Mardi 30 janvier 2024 18h Salle 126 STC1

Christina Sharpe’s Ordinary Notes:  Fragmented Untranslatable Blackness

 

“I wanted to write about silences and terror and acts that hover over generations,

over centuries. I began by writing about my mother and grandmother.” (Note 18)

 

This talk follows from the presentation of Fred Moten and Stefano Harney’s The Undercommons. Fugitive Planning and Black Study (2013) to map out major directions of African American thought and to delineate the contours, the import, and the limits of what has been labeled Afro-pessimism (Frank B. Wilderson III). Along with Saidiya Hartman (Lose Your Mother, 2006; Wayward Lives, Beautiful Experiments, 2019), Christina Sharpe, who teaches Black Studies at York University in Toronto, has been hailed as one of the foremost contemporary Black radical cultural critics. To French readers, Ordinary Notes will recall Barthes’s Fragments d’un discours amoureux: the 248 notes of various lengths address the intimate—Notes is an ode to her mother—and the cultural, the collective, the current historical moment of #Blacklivesmatter and the legacy of slavery.
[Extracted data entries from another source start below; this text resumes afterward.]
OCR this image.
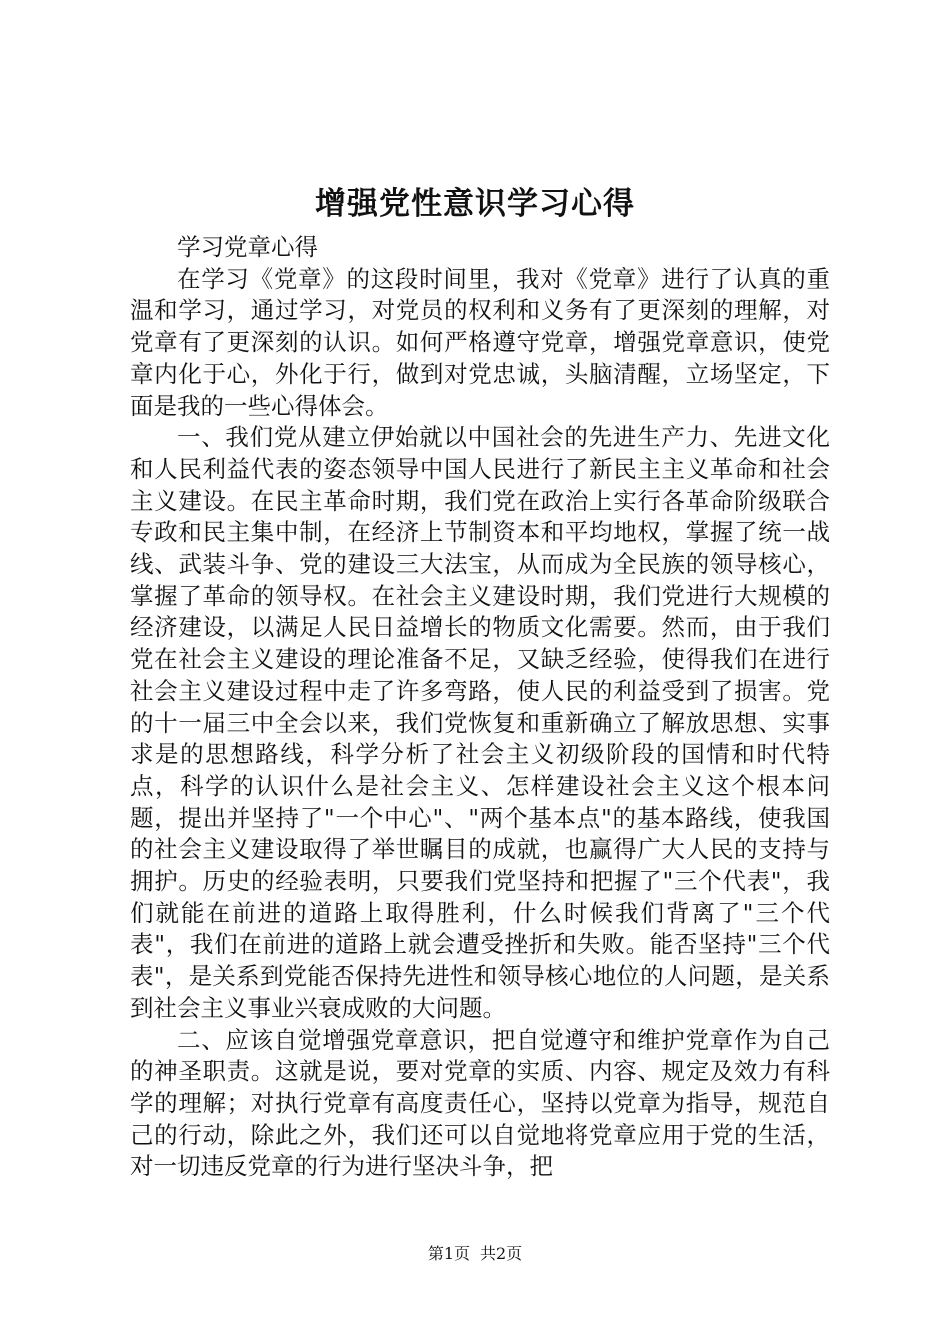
增强党性意识学习心得

学习党章心得

在学习《党章》的这段时间里，我对《党章》进行了认真的重温和学习，通过学习，对党员的权利和义务有了更深刻的理解，对党章有了更深刻的认识。如何严格遵守党章，增强党章意识，使党章内化于心，外化于行，做到对党忠诚，头脑清醒，立场坚定，下面是我的一些心得体会。

一、我们党从建立伊始就以中国社会的先进生产力、先进文化和人民利益代表的姿态领导中国人民进行了新民主主义革命和社会主义建设。在民主革命时期，我们党在政治上实行各革命阶级联合专政和民主集中制，在经济上节制资本和平均地权，掌握了统一战线、武装斗争、党的建设三大法宝，从而成为全民族的领导核心，掌握了革命的领导权。在社会主义建设时期，我们党进行大规模的经济建设，以满足人民日益增长的物质文化需要。然而，由于我们党在社会主义建设的理论准备不足，又缺乏经验，使得我们在进行社会主义建设过程中走了许多弯路，使人民的利益受到了损害。党的十一届三中全会以来，我们党恢复和重新确立了解放思想、实事求是的思想路线，科学分析了社会主义初级阶段的国情和时代特点，科学的认识什么是社会主义、怎样建设社会主义这个根本问题，提出并坚持了"一个中心"、"两个基本点"的基本路线，使我国的社会主义建设取得了举世瞩目的成就，也赢得广大人民的支持与拥护。历史的经验表明，只要我们党坚持和把握了"三个代表"，我们就能在前进的道路上取得胜利，什么时候我们背离了"三个代表"，我们在前进的道路上就会遭受挫折和失败。能否坚持"三个代表"，是关系到党能否保持先进性和领导核心地位的人问题，是关系到社会主义事业兴衰成败的大问题。

二、应该自觉增强党章意识，把自觉遵守和维护党章作为自己的神圣职责。这就是说，要对党章的实质、内容、规定及效力有科学的理解；对执行党章有高度责任心，坚持以党章为指导，规范自己的行动，除此之外，我们还可以自觉地将党章应用于党的生活，对一切违反党章的行为进行坚决斗争，把

第1页 共2页
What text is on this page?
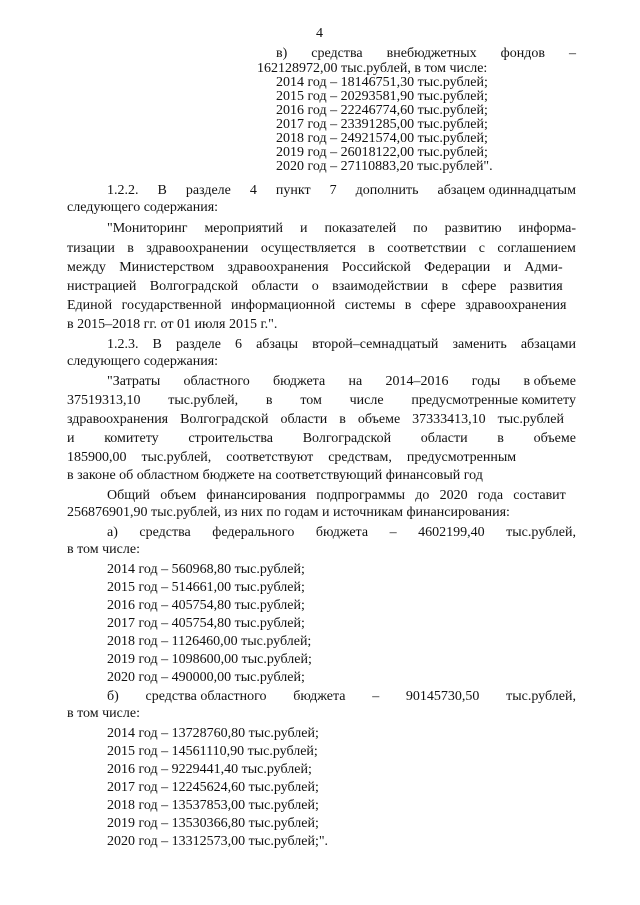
4
в) средства внебюджетных фондов –
162128972,00 тыс.рублей, в том числе:
2014 год – 18146751,30 тыс.рублей;
2015 год – 20293581,90 тыс.рублей;
2016 год – 22246774,60 тыс.рублей;
2017 год – 23391285,00 тыс.рублей;
2018 год – 24921574,00 тыс.рублей;
2019 год – 26018122,00 тыс.рублей;
2020 год – 27110883,20 тыс.рублей".
1.2.2. В разделе 4 пункт 7 дополнить абзацем одиннадцатым
следующего содержания:
"Мониторинг мероприятий и показателей по развитию информа-
тизации в здравоохранении осуществляется в соответствии с соглашением
между Министерством здравоохранения Российской Федерации и Адми-
нистрацией Волгоградской области о взаимодействии в сфере развития
Единой государственной информационной системы в сфере здравоохранения
в 2015–2018 гг. от 01 июля 2015 г.".
1.2.3. В разделе 6 абзацы второй–семнадцатый заменить абзацами
следующего содержания:
"Затраты областного бюджета на 2014–2016 годы в объеме
37519313,10 тыс.рублей, в том числе предусмотренные комитету
здравоохранения Волгоградской области в объеме 37333413,10 тыс.рублей
и комитету строительства Волгоградской области в объеме
185900,00 тыс.рублей, соответствуют средствам, предусмотренным
в законе об областном бюджете на соответствующий финансовый год
Общий объем финансирования подпрограммы до 2020 года составит
256876901,90 тыс.рублей, из них по годам и источникам финансирования:
а) средства федерального бюджета – 4602199,40 тыс.рублей,
в том числе:
2014 год – 560968,80 тыс.рублей;
2015 год – 514661,00 тыс.рублей;
2016 год – 405754,80 тыс.рублей;
2017 год – 405754,80 тыс.рублей;
2018 год – 1126460,00 тыс.рублей;
2019 год – 1098600,00 тыс.рублей;
2020 год – 490000,00 тыс.рублей;
б) средства областного бюджета – 90145730,50 тыс.рублей,
в том числе:
2014 год – 13728760,80 тыс.рублей;
2015 год – 14561110,90 тыс.рублей;
2016 год – 9229441,40 тыс.рублей;
2017 год – 12245624,60 тыс.рублей;
2018 год – 13537853,00 тыс.рублей;
2019 год – 13530366,80 тыс.рублей;
2020 год – 13312573,00 тыс.рублей;".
Pondering what is seen and not seen of Black life in the United States, Sharpe convokes a series of private and public photographs—she critiques La Chambre claire—in this dense mélange of memories, artwork, and academic “notes,” i.e. observations. She calls us to attention.

 

Ordinary Notes (Farrar, Straus and Giroux, 2023) was shortlisted for the 2023 for National Book Awards for Nonfiction. Sharpe has authored two studies, of which Ordinary Notes is a follow up: Monstrous Intimacies: Making Post-Slavery Subjects (2010) and In the Wake. On Blackness and Being (2016). She has recently edited a collection of Dionne Brand’s poems and is working on three books: What Could a Vessel Be? (Knopf, Canada, FSG, USA, 2025), Black. Still. Life. (Duke UP, 2025) and To Have Been To the End of the World: 25 Essays on Art.